In June, the United Nations Conference on Sustainable Development, 'Rio+20', will aim to green the world economy and, at the same time, eradicate poverty. But progress at Rio+20 is likely to falter over a familiar stumbling block: financing.

Negotiations at conferences such as these are often focused on setting targets for action or making financial commitments, without negotiating the mechanisms by which those funds will be raised. This has resulted in large gaps between intended actions and actual funds, on the order of hundreds of billions of dollars.

Three revenue-raising mechanisms are often proposed: funds, global markets for carbon and ecosystem services, and revenues from global trade. The first two don't seem to hold much promise for generating the hundreds of billions of dollars needed. For example, the Green Climate Fund, agreed at the 2010 Cancun climate talks, promises up to US$100 billion a year by 2020 to help developing countries to adjust to global warming; yet present international commitments to all climate funding total less than $2.5 billion. Other funds face similar gaps.

The only global market for ecosystem services yet in operation is the nascent United Nations (UN) programme for reducing emissions from deforestation and forest degradation (REDD+). But the cost of reducing emissions in this way is far greater than the amount that nations could earn through carbon markets to finance the action1. UN-REDD, a pilot initiative established by several UN agencies in 2008, has raised $118 million — not nearly enough to make up the shortfall2. As for carbon taxes and tradable emissions permits, politics, particularly in the United States, seems to have ruled out these options.

The third option — tapping global trade, including financial transactions — seems far more appealing (see 'Money makers'). There are several ways of doing this. An International Finance Facility (IFF) mobilizes resources from international capital markets by issuing long-term bonds that are repaid by donor countries over 20–30 years. An IFF for immunization, launched in 2006, has so far raised $3.6 billion. Unlike other global financing mechanisms, an IFF can be started by just a few donor countries, and can be implemented through existing aid institutions, such as the World Bank. However, the amounts raised are likely to be in the tens, rather than hundreds, of billions of dollars.

Alternatively, the UN Conference on Trade and Development has proposed that developing economies invest 1% of their sovereign-wealth funds in regional development banks. Allocating just 1% from the sovereign-wealth funds of G20 countries would raise at least $40 billion annually3.

Creative taxation

Levying taxes on those things that societies find unsalutary, from alcohol to gambling, is a long-established practice. It makes sense to extend the taxation of 'societal ills' to activities that have made a select few so rich and caused so much of the recent financial havoc.

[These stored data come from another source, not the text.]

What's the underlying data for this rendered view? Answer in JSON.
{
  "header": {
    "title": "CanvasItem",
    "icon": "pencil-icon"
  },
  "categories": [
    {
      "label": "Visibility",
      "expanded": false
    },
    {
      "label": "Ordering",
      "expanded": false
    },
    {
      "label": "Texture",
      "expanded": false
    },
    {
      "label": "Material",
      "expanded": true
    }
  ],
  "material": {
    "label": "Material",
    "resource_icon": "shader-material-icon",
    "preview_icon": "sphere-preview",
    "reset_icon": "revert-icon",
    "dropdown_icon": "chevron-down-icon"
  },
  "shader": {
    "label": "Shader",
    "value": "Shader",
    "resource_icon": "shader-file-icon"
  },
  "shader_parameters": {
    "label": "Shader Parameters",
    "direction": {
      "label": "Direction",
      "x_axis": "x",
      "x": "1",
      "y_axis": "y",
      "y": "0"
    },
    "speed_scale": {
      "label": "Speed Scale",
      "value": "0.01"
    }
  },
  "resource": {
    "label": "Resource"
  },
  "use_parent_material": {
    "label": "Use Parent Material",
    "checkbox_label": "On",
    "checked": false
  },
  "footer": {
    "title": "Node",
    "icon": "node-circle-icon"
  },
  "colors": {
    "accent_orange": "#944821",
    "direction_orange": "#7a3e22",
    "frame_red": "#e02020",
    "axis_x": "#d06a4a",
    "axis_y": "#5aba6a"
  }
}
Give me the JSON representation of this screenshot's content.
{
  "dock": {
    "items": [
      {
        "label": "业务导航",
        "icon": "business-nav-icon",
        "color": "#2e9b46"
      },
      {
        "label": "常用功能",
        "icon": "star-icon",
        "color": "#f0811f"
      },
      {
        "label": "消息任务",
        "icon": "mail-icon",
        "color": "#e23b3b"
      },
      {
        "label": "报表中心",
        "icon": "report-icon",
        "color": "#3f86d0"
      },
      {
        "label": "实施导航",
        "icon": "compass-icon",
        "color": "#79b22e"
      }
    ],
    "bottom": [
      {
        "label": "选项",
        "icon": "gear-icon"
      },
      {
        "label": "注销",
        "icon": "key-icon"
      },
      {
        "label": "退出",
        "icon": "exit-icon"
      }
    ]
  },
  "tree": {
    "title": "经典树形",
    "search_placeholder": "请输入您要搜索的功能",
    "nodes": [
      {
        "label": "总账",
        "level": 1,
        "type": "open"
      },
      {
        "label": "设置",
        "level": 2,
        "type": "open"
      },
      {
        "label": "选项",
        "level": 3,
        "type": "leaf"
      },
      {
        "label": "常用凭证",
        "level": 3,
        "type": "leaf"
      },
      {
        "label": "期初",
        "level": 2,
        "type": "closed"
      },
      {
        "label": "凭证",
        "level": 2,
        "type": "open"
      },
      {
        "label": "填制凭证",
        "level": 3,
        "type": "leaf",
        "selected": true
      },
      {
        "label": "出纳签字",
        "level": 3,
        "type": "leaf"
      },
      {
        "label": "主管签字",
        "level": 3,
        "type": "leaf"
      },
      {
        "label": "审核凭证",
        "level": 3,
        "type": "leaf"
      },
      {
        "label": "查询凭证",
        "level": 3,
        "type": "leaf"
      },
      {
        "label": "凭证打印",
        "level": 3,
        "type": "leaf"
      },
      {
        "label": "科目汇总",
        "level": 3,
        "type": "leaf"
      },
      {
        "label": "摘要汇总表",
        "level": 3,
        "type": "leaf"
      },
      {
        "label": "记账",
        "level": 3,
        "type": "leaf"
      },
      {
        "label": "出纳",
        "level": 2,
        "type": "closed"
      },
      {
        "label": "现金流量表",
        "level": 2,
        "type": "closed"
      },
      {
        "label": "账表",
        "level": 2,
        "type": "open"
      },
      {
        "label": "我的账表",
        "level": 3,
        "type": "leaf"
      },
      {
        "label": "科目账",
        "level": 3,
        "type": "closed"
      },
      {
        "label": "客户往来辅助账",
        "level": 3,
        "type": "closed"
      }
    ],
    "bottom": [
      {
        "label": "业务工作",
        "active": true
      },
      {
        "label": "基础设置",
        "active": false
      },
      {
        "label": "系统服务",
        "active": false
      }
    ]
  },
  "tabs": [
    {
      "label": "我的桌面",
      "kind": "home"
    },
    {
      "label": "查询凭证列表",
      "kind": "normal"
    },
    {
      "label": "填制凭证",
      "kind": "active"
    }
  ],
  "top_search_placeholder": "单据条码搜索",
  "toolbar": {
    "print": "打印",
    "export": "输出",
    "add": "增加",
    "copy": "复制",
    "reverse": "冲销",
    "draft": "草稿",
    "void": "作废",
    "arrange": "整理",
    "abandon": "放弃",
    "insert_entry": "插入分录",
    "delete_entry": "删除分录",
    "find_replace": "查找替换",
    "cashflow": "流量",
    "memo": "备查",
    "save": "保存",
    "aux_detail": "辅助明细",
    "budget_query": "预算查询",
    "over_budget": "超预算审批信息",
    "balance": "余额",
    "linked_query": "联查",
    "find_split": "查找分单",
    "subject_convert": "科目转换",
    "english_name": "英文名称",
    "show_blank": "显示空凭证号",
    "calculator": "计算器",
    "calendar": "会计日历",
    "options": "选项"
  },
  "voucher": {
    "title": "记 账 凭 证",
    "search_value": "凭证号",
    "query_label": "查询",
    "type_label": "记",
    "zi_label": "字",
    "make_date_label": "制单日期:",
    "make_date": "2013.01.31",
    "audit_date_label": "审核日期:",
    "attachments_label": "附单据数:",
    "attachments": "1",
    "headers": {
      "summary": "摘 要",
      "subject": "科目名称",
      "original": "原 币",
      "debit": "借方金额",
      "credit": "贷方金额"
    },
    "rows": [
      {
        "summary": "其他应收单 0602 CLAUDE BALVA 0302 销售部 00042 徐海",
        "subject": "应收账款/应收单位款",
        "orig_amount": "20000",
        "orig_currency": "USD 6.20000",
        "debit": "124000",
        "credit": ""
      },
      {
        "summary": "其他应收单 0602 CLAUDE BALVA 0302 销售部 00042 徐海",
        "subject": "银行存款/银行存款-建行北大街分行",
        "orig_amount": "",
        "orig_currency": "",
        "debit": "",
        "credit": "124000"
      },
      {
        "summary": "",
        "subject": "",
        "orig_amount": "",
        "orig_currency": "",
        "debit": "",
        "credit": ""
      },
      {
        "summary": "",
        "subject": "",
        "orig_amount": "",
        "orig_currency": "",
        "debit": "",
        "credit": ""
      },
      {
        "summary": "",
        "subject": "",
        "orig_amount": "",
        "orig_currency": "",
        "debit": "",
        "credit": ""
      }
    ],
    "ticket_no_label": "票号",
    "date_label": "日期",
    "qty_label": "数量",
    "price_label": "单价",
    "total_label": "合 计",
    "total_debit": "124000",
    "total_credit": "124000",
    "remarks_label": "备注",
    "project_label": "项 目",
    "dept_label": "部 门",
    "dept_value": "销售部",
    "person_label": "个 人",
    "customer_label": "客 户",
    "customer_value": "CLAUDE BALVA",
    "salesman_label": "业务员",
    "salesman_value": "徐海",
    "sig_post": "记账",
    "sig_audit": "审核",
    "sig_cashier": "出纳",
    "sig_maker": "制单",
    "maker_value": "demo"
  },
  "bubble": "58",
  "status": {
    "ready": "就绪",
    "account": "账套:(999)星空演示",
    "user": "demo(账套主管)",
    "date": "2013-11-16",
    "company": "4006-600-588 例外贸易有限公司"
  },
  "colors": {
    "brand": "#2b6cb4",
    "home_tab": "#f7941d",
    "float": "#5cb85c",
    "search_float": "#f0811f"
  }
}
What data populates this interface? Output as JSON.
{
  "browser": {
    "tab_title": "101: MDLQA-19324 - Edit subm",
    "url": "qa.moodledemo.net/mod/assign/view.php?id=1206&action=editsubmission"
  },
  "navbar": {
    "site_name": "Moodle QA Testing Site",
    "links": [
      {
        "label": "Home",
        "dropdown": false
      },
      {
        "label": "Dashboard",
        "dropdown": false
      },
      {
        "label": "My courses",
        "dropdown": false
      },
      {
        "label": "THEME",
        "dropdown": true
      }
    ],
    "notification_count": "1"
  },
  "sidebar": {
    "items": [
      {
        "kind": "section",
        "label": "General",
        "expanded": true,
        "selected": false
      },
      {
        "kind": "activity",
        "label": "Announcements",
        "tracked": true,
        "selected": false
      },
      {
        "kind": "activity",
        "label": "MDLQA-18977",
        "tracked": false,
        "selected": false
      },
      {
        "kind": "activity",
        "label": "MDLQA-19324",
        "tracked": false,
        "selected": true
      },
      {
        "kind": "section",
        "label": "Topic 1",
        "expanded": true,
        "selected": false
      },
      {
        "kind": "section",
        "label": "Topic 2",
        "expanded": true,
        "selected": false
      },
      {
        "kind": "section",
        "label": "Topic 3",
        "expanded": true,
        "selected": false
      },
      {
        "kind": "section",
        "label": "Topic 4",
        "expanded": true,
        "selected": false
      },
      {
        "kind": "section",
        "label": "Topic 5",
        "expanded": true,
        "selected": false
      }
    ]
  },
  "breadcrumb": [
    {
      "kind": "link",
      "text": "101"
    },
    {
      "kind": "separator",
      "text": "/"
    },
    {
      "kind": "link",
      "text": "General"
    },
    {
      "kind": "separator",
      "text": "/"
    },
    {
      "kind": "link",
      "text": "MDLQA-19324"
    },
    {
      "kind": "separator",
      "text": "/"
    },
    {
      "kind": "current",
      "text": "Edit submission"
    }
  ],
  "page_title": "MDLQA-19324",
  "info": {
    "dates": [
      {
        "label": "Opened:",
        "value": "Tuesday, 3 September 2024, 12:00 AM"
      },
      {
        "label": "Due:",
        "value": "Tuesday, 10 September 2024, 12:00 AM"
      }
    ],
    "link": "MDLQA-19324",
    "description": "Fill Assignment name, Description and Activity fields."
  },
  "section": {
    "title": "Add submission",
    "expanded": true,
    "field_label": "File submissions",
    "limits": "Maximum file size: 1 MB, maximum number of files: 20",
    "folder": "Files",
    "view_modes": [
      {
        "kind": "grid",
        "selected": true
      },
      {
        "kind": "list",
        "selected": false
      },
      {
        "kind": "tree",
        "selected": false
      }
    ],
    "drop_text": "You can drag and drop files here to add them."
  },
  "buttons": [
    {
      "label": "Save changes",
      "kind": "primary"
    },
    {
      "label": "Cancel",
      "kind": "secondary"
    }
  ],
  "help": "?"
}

A financial transaction tax (FTT) is one such possible funding source. A small FTT collected on the sale of financial assets, such as stock, bonds or futures, would have a negligible effect on trade, but could raise substantial funds: a tax of 0.1% on equities and 0.02% on bonds could bring in about $48 billion from G20 member states3.

A variant of the FTT is a currency-transaction tax, or Tobin tax, named after James Tobin, the economist who proposed it in the 1970s. Foreign-exchange transactions total around $800 trillion annually, which means that a Tobin tax of only 0.05% could raise $400 billion a year4.

Other taxes hold lucrative promise. A 10% tax on global arms exports, for example, could raise up to $5 billion annually5. Additional tobacco-sales taxes in G20 and other European Union (EU) countries could generate an extra $10.8 billion; global aviation-fuel taxes $27 billion; and shipping-fuel taxes $37 billion3.

The problem with these taxes is that few nations are likely to want to participate: governments will face intense lobbying pressures and the risk of increased black-market activity. Nevertheless, the EU proposed an FTT at the G20 summit in Cannes, France, in November 2011 as a way to raise development funding for poorer countries. Although favourably received by many G20 countries, the proposal failed to secure full backing because of opposition from the United States, the United Kingdom and Canada, all of which worried about the FTT's added burden to their banks. Europe is still pushing for an FTT.

Despite such obstacles, these methods have the best chance of raising the money needed to make a sustainable planet. It is time that such creative funding mechanisms were discussed more seriously at meetings — such as Rio+20 — at which action is proposed.